Oil enjoys support from Opec cuts and US sanctions

Singapore — Oil edged up on Thursday amid the Opec-led supply cuts and US sanctions against exporters Venezuela and Iran, although record US crude output and rising commercial fuel inventories prevented prices from rising further.

US West Texas Intermediate (WTI) crude oil futures were at $56.45 a barrel at 2.34am GMT, up 23c, or 0.4%, from their last settlement.

Brent crude futures were at $66.36 a barrel, up 37c, or 0.6%.

Prices are being supported by efforts led by oil cartel Opec and other countries — a grouping known as OPEC-plus — to withhold about 1.2-million barrels a day, a strategy designed to tighten markets.

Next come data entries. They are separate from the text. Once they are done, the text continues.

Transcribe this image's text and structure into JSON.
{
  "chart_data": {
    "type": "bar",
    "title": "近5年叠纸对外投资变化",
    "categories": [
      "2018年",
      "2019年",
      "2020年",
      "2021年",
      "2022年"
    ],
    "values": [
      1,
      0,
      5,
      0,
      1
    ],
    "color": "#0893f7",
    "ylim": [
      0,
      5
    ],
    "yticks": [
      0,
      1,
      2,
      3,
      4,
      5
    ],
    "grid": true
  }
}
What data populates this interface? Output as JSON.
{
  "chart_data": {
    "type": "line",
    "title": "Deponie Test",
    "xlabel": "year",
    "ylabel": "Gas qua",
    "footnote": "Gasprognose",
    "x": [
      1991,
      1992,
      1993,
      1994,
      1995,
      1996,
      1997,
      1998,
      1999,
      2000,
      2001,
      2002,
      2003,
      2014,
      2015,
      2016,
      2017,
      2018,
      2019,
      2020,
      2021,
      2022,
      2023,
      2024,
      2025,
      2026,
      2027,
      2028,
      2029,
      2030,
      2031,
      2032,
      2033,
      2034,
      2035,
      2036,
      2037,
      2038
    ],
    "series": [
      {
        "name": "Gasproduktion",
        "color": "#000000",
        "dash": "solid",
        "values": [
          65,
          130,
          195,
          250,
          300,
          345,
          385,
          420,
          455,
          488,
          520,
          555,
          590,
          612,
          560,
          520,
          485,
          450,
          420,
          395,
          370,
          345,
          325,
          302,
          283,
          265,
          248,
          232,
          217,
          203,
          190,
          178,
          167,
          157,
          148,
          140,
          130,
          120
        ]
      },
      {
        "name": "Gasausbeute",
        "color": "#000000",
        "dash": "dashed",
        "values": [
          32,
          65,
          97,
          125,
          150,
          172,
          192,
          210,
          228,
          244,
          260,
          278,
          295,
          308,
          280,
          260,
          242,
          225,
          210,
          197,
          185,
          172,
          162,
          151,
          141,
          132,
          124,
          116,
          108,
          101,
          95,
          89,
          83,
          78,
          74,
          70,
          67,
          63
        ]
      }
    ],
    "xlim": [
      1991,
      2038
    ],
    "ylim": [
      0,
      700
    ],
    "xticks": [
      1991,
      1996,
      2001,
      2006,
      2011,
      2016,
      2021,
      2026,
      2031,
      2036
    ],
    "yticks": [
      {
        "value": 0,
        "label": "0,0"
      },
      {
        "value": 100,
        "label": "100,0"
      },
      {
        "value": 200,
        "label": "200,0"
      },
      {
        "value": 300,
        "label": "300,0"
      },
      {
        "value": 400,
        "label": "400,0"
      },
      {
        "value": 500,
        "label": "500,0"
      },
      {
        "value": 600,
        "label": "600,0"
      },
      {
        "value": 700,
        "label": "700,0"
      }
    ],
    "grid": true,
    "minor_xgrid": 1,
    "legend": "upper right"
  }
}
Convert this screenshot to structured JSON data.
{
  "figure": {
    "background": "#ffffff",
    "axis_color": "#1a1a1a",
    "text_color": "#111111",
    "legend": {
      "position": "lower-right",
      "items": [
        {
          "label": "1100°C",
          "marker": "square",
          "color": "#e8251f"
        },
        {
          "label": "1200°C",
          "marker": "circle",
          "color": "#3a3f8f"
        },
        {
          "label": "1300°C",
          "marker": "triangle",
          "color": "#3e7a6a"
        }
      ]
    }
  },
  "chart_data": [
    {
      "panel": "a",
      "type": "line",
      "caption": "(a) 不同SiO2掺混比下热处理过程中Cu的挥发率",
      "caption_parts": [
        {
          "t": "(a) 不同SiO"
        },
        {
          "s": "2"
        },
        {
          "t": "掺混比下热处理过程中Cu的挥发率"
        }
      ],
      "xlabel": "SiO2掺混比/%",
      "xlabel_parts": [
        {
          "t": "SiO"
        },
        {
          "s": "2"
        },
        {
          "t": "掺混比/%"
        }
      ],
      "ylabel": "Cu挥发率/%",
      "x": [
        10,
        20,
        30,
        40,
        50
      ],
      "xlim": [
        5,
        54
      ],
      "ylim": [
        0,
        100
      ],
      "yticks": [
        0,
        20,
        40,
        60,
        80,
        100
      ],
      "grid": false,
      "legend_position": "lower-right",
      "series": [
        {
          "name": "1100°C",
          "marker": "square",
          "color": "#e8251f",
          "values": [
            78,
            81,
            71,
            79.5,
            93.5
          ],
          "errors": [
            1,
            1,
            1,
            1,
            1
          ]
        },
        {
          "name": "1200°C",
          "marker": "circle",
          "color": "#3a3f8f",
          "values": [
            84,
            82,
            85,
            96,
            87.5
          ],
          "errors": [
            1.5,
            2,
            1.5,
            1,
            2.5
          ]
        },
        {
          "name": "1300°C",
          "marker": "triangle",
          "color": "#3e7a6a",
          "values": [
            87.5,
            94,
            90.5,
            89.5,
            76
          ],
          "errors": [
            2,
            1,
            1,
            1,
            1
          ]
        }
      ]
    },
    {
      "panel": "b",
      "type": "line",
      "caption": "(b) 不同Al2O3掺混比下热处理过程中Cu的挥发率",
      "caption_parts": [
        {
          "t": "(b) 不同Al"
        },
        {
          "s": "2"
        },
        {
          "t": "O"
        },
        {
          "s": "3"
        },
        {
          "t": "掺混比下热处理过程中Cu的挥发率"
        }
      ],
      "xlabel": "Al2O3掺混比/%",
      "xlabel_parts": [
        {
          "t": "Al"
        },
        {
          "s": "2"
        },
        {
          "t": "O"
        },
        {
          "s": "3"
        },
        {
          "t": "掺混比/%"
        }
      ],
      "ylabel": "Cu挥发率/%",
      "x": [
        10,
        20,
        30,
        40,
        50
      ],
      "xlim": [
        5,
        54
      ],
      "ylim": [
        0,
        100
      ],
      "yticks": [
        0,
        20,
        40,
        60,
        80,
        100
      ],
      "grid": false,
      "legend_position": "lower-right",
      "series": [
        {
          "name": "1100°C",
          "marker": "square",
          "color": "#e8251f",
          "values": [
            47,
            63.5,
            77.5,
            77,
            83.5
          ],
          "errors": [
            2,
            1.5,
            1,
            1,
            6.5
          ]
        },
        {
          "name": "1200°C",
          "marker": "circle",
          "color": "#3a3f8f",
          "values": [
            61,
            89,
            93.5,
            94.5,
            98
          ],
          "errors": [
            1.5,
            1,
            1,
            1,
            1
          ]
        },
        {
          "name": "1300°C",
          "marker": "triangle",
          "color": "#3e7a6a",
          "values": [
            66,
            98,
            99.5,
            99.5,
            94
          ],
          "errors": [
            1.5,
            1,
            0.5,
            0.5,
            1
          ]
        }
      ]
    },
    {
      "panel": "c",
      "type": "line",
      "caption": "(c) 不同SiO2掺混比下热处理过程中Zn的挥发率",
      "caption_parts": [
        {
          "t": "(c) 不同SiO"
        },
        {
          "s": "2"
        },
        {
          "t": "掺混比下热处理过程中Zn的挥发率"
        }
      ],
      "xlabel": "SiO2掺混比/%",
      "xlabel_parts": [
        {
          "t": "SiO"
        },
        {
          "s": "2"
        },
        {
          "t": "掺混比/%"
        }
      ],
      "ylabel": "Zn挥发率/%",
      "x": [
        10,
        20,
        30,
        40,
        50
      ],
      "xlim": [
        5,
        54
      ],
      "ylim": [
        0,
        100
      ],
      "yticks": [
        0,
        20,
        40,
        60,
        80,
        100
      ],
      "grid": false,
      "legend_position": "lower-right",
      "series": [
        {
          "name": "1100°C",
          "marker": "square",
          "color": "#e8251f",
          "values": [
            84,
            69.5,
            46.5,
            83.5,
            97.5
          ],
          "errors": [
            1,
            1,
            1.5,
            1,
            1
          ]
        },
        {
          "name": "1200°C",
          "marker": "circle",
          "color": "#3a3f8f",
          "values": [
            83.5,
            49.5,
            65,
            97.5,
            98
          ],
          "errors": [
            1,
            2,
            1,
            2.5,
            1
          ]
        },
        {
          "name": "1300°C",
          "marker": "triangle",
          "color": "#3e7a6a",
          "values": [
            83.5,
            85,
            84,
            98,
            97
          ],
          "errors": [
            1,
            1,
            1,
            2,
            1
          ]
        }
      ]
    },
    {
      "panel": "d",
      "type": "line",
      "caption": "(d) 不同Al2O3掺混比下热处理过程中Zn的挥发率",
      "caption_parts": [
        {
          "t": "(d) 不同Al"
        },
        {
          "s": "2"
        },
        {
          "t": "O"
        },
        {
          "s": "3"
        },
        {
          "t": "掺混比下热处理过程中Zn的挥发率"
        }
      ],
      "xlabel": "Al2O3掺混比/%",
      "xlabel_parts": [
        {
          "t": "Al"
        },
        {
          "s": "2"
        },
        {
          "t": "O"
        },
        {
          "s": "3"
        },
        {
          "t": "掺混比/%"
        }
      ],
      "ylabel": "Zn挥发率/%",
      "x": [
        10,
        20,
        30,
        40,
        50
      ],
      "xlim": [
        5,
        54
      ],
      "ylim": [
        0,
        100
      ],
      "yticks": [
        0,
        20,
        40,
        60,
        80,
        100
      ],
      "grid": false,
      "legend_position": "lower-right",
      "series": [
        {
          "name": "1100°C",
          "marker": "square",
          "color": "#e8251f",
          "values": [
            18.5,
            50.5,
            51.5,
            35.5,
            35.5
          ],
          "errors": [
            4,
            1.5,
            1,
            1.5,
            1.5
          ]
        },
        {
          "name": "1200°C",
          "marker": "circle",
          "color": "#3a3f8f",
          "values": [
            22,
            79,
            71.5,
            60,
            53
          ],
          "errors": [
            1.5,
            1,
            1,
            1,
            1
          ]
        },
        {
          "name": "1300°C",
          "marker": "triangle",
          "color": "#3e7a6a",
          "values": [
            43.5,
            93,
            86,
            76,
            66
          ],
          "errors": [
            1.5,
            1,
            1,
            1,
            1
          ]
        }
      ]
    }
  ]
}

“In our view, Opec’s strategy is to rebalance the market as quickly as possible and exit the cuts by the end of June in order to grow production alongside shale producers in the second half of this year,” US investment bank Goldman Sachs said in a note on Wednesday.

US sanctions against the oil industries of Opec members Iran and Venezuela have also had an impact, traders said.

Venezuela’s state-run oil firm PDVSA this week declared a maritime emergency, citing trouble accessing tankers and personnel to export its oil amid the sanctions.

Surging US supply

Despite these factors, oil remains in plentiful supply thanks to surging US production.

US crude oil stockpiles rose much more than expected last week, with inventories up by 7.1-million barrels to 452.93-million barrels, according to a weekly report by the US Energy Information Administration (EIA) on Wednesday.

Meanwhile, US crude oil production remained at a record 12.1-million barrels a day, an increase of more than 2-million barrels a day since early 2018.

That, along with the easing of a transportation bottleneck for low-cost US Permian Basin shale oil, could produce sequentially higher production, Goldman Sachs said.

“The balance between rising US production and the Opec-plus efforts to stabilise prices with a production cut was broken by higher than expected US inventories and the OECD [Organisation for Economic Co-operation and Development] of warning of lower global growth impacting energy demand going forward,” said Alfonso Esparza, senior analyst at futures brokerage Oanda.

The OECD said on Wednesday the world economy would grow 3.3% in 2019, down 0.2 percentage points from the organisation’s last set of forecasts in November.